Why Cocoa May Help Heart Health
Antioxidants Are Key -- and Not Always Saved in Cocoa Processing
Jan. 18, 2006 -- Antioxidants in cocoa might help your heart by keeping your blood vessels relaxed, thus easing blood pressure and helping circulation.
So says a study in Proceedings of the National Academy of Sciences. The study shows that cocoa's antioxidants -- called flavonoids -- coax the body into making more nitric oxide, which relaxes the blood vessels.
The researchers included Norman Hollenberg, MD, PhD, professor of medicine at Harvard Medical School in Boston. He tells WebMD that cocoa's flavonoids could improve heart health.
"Now, would it replace giving up cigarettes? No, I don't think so," Hollenberg says. "Would it replace adjusting your lipids? No, I don't think so. But it's a very powerful factor and I think it probably ranks with cholesterol as an important factor in heart attacks."
Don't Reach for a Mug Yet
Though several products already contain flavonoid-rich cocoa powder, a flavonoid-rich cocoa drink isn't one of them yet, says Hollenberg.
He explains that cocoa's flavonoids taste bitter and often get destroyed to make cocoa taste better. "It's all in the processing," he says.

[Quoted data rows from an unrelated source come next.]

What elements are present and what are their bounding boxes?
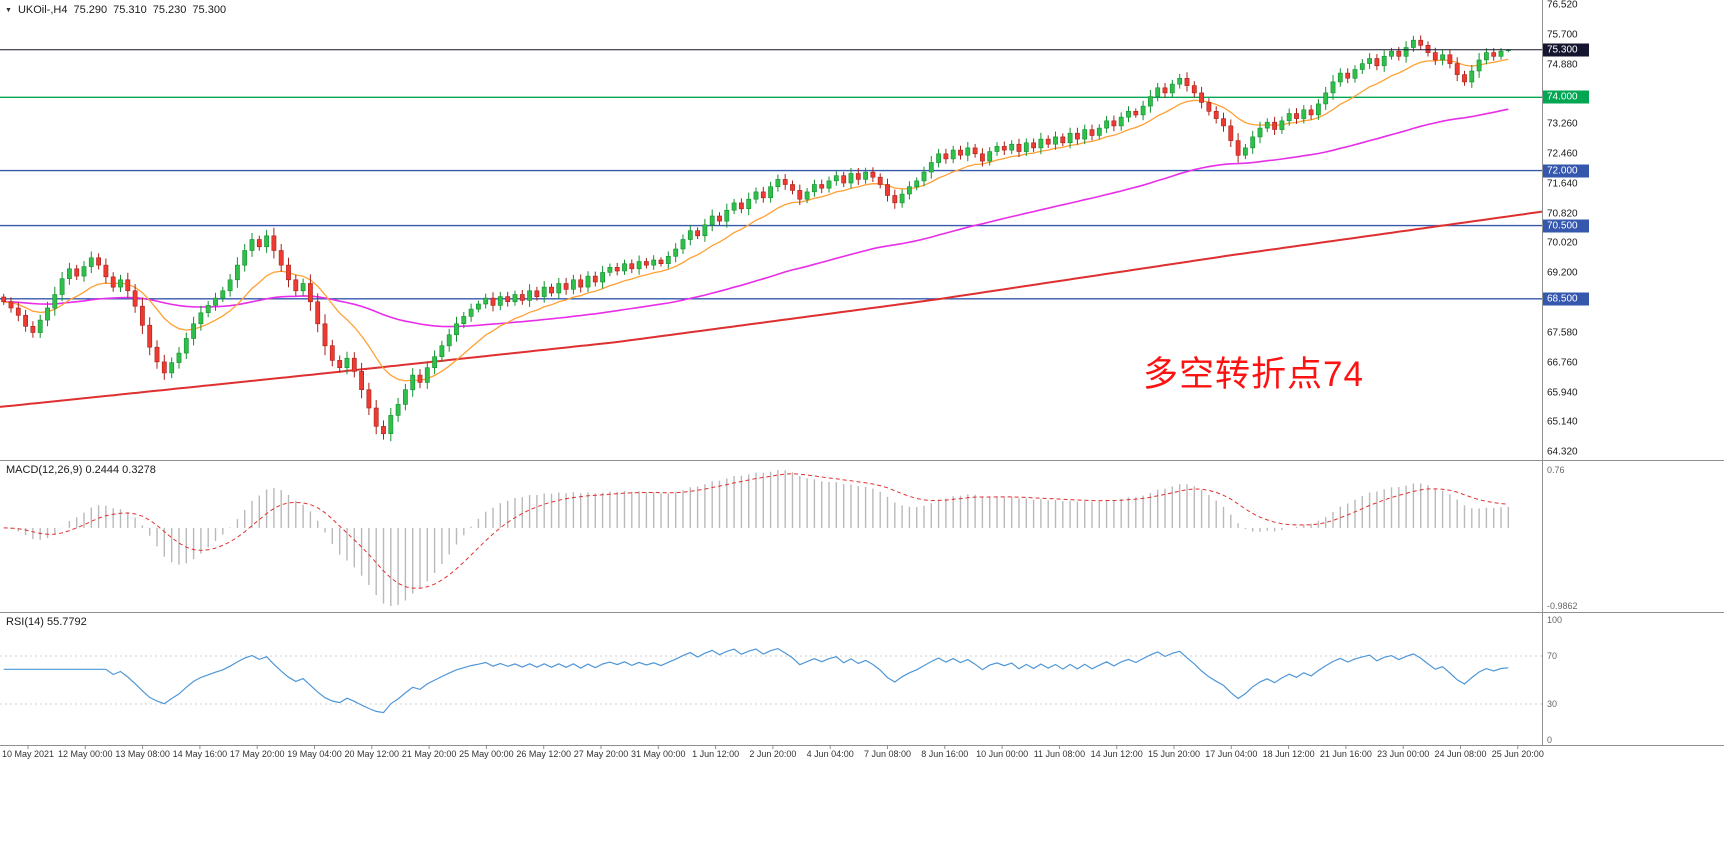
- time-axis-label: 14 May 16:00: [172, 749, 228, 759]
- time-axis-label: 25 Jun 20:00: [1491, 749, 1544, 759]
- time-axis-label: 27 May 20:00: [573, 749, 629, 759]
- time-axis-label: 14 Jun 12:00: [1090, 749, 1143, 759]
- rsi-scale-label: 30: [1547, 699, 1558, 709]
- time-axis-label: 12 May 00:00: [58, 749, 113, 759]
- ohlc-high-value: 75.310: [113, 4, 147, 16]
- chart-title-bar: ▼ UKOil-,H4 75.290 75.310 75.230 75.300: [5, 4, 226, 16]
- hline-price-badge: 74.000: [1543, 90, 1589, 104]
- price-axis-tick: 71.640: [1547, 178, 1578, 190]
- time-axis-label: 7 Jun 08:00: [863, 749, 912, 759]
- time-axis-label: 23 Jun 00:00: [1377, 749, 1430, 759]
- rsi-scale-label: 100: [1547, 615, 1563, 625]
- time-axis-label: 4 Jun 04:00: [806, 749, 854, 759]
- time-axis-label: 13 May 08:00: [115, 749, 170, 759]
- panel-separators: [0, 0, 1724, 749]
- price-axis-tick: 73.260: [1547, 118, 1578, 130]
- symbol-timeframe-label: UKOil-,H4: [17, 4, 68, 16]
- macd-scale-min: -0.9862: [1547, 601, 1578, 611]
- time-axis-label: 21 Jun 16:00: [1319, 749, 1372, 759]
- macd-indicator-label: MACD(12,26,9) 0.2444 0.3278: [6, 464, 156, 476]
- time-axis-label: 10 Jun 00:00: [976, 749, 1029, 759]
- time-axis-label: 10 May 2021: [1, 749, 55, 759]
- price-axis-tick: 75.700: [1547, 29, 1578, 41]
- price-axis-tick: 64.320: [1547, 446, 1578, 458]
- rsi-scale-label: 0: [1547, 735, 1553, 745]
- rsi-scale-label: 70: [1547, 651, 1558, 661]
- ma-medium-line: [3, 108, 1509, 328]
- time-axis-label: 17 May 20:00: [229, 749, 285, 759]
- candlestick-series: [1, 35, 1511, 442]
- time-axis-label: 17 Jun 04:00: [1205, 749, 1258, 759]
- ma-slow-line: [0, 210, 1543, 408]
- price-axis-tick: 69.200: [1547, 267, 1578, 279]
- ohlc-open-value: 75.290: [73, 4, 108, 16]
- price-axis-tick: 65.940: [1547, 387, 1578, 399]
- macd-signal-line: [3, 473, 1509, 589]
- time-axis-label: 20 May 12:00: [344, 749, 400, 759]
- hline-price-badge: 70.500: [1543, 219, 1589, 233]
- price-axis-tick: 76.520: [1547, 0, 1578, 11]
- time-axis-label: 19 May 04:00: [287, 749, 342, 759]
- macd-scale-max: 0.76: [1547, 465, 1565, 475]
- price-axis-tick: 72.460: [1547, 148, 1578, 160]
- ma-fast-line: [3, 58, 1509, 382]
- ohlc-close-value: 75.300: [192, 4, 227, 16]
- annotation-text: 多空转折点74: [1143, 355, 1364, 394]
- collapse-chart-icon[interactable]: ▼: [5, 6, 12, 14]
- time-axis-label: 18 Jun 12:00: [1262, 749, 1315, 759]
- time-axis-label: 24 Jun 08:00: [1434, 749, 1487, 759]
- time-axis-label: 15 Jun 20:00: [1147, 749, 1201, 759]
- time-axis-label: 8 Jun 16:00: [921, 749, 969, 759]
- ohlc-low-value: 75.230: [152, 4, 187, 16]
- time-axis-label: 25 May 00:00: [459, 749, 514, 759]
- time-axis-label: 11 Jun 08:00: [1033, 749, 1086, 759]
- time-axis-label: 1 Jun 12:00: [692, 749, 740, 759]
- hline-price-badge: 72.000: [1543, 164, 1589, 178]
- time-axis-label: 31 May 00:00: [631, 749, 686, 759]
- time-axis-label: 21 May 20:00: [401, 749, 457, 759]
- price-axis-tick: 70.020: [1547, 237, 1578, 249]
- rsi-line: [3, 647, 1509, 714]
- time-axis-label: 2 Jun 20:00: [749, 749, 797, 759]
- price-axis-tick: 70.820: [1547, 208, 1578, 220]
- hline-price-badge: 68.500: [1543, 292, 1589, 306]
- horizontal-level-lines: [0, 96, 1542, 300]
- time-axis-label: 26 May 12:00: [516, 749, 571, 759]
- current-price-badge: 75.300: [1543, 43, 1589, 57]
- price-axis-tick: 67.580: [1547, 327, 1578, 339]
- price-axis-tick: 65.140: [1547, 416, 1578, 428]
- price-axis-tick: 66.760: [1547, 357, 1578, 369]
- rsi-indicator-label: RSI(14) 55.7792: [6, 616, 87, 628]
- macd-histogram: [10, 470, 1510, 606]
- price-axis-tick: 74.880: [1547, 59, 1578, 71]
- rsi-level-lines: [0, 655, 1542, 705]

People should closely examine products touting flavonoids, Hollenberg says. "You have to demand that they tell you the flavonoid content.
"I mean, I notice that some of the ads on cocoa say that 'This contains more than 70% cocoa powder,' which is a nice claim but it has nothing to do with flavonoids. And most people don't measure flavonoids, so they don't tell you," Hollenberg continues.
Flavonoids are found in many plants, including onions, broccoli, and tea. "Cocoa stands by itself; it's extraordinarily rich" in flavonoids, says Hollenberg.
Could you skip cocoa and get the same amount of flavonoids from other foods? "Well, yes and no," Hollenberg says. "You have to eat a lot of broccoli and onions and drink a lot of tea, but you can."
What About Chocolate?
Chocolate also contains flavonoids, "but the problem with chocolate is the burden of fat it carries," Hollenberg says.
"So it's hard to make chocolate a health food, whereas the cocoa has the fat squeezed out of it, so it could be a health food," he continues.
"Now, I'm hoping that people actually make a flavonoid-rich cocoa that will be available for sale and that people incorporate into their diets. It hasn't happened yet, but I'm hoping it will," says Hollenberg.